Sri Lankan speculative fiction lifts off
Early on in Vajra Chandrasekera's lyrical, secondary-world fantasy The Saint of Bright Doors, the city of Luriat is said to be under the administration of "competing Dissolution Orders and Emergency Regulations," effectively governed by executive-run task-forces due to the "ongoing failure of Parliament." It is a moment that presents a frisson of recognition to the Southasian reader – floating signifier though that term might be – before the story returns to Chandrasekera's vividly imagined universe. Moments like these are scattered throughout the novel, anchoring The Saint of Bright Doors to a set of coordinates – a time and a place – even as Chandrasekera explores classic themes of power, memory, love and revenge.

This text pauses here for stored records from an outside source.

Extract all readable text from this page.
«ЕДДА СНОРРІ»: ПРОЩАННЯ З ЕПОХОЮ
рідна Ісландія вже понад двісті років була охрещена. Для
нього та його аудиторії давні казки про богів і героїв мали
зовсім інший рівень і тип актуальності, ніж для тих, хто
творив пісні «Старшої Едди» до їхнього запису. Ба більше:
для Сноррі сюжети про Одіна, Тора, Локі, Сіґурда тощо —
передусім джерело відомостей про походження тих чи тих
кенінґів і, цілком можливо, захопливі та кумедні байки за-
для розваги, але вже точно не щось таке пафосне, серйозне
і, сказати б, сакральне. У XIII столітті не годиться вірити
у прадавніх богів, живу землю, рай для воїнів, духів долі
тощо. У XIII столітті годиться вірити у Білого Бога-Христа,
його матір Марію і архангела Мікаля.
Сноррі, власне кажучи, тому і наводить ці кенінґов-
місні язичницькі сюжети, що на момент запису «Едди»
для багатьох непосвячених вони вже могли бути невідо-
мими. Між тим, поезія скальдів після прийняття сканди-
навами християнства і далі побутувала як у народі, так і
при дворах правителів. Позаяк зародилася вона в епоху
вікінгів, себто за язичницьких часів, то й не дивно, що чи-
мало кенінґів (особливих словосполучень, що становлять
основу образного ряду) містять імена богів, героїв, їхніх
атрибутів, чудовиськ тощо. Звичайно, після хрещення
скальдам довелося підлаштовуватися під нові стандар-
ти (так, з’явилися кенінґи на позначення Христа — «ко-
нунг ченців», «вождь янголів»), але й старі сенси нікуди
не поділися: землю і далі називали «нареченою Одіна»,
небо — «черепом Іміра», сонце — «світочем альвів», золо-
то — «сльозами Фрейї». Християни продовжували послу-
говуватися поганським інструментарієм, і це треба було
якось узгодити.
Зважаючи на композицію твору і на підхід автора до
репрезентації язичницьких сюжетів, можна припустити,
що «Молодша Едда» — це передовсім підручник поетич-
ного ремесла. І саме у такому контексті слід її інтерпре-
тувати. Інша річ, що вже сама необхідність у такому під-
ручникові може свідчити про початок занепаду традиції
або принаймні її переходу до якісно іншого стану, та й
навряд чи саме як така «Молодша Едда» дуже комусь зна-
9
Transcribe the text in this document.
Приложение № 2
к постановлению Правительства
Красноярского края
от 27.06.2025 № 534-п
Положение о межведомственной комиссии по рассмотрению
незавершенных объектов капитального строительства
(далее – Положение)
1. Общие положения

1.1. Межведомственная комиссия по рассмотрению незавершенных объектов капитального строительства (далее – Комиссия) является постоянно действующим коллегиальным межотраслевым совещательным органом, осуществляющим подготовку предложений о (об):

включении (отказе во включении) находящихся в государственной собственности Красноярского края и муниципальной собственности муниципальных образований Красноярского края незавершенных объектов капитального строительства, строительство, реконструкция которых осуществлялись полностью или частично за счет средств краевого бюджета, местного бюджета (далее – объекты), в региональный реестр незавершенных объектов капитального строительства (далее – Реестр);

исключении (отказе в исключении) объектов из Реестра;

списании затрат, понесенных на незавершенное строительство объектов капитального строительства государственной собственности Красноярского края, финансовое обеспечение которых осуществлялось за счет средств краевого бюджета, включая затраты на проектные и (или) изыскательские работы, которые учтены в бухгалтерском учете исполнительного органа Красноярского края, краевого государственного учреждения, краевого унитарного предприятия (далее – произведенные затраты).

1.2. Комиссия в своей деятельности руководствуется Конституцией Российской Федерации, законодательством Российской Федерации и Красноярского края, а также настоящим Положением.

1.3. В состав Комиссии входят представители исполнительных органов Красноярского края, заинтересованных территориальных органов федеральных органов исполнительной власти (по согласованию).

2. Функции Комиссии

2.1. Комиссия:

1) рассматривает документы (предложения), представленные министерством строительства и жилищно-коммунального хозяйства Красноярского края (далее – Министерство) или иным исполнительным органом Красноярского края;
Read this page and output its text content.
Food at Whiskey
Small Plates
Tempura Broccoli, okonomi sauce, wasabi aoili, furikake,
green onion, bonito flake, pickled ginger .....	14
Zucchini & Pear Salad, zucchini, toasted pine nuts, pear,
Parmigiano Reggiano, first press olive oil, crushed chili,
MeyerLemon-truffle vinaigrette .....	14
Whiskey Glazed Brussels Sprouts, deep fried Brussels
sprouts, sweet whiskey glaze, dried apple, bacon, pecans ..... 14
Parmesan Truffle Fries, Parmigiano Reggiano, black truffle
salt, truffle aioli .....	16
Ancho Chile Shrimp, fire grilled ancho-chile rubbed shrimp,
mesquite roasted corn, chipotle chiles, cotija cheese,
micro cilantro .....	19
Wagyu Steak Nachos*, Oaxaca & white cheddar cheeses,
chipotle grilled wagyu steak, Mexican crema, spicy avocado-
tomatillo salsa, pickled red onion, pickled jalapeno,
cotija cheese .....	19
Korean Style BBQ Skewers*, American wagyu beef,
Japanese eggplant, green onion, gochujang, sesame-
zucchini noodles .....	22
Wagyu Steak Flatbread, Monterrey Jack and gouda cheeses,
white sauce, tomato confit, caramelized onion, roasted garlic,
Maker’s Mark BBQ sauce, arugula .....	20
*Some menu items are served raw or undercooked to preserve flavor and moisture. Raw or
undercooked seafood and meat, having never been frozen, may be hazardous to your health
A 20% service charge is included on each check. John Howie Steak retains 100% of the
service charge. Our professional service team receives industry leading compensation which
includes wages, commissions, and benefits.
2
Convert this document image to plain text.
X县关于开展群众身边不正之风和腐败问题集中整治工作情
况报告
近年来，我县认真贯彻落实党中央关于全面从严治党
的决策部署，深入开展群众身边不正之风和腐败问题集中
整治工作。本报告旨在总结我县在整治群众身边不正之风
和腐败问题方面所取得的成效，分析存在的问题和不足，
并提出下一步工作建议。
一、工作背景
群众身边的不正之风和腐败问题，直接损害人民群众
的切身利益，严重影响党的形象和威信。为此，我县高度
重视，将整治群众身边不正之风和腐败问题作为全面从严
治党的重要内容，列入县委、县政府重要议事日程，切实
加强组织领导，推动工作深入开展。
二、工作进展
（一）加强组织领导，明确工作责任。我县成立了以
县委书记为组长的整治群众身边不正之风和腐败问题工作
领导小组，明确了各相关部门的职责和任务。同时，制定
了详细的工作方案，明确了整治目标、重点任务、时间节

"The only way to change the world is through intentional, directed violence," says Mother-of-Glory to her son Fetter, whom she is training to assassinate his father, for reasons yet unclear. Violence is a theme that underlies The Saint of Bright Doors: bureaucratised state violence in Luriat; revolutionary violence – dreamed of and at times executed – by the protagonist, Fetter, and his comrades; the spectacular violence that has historically accompanied the spread of institutionalised religion; and personal, "directed" violence of the kind articulated in Mother-of-Glory's desire for revenge.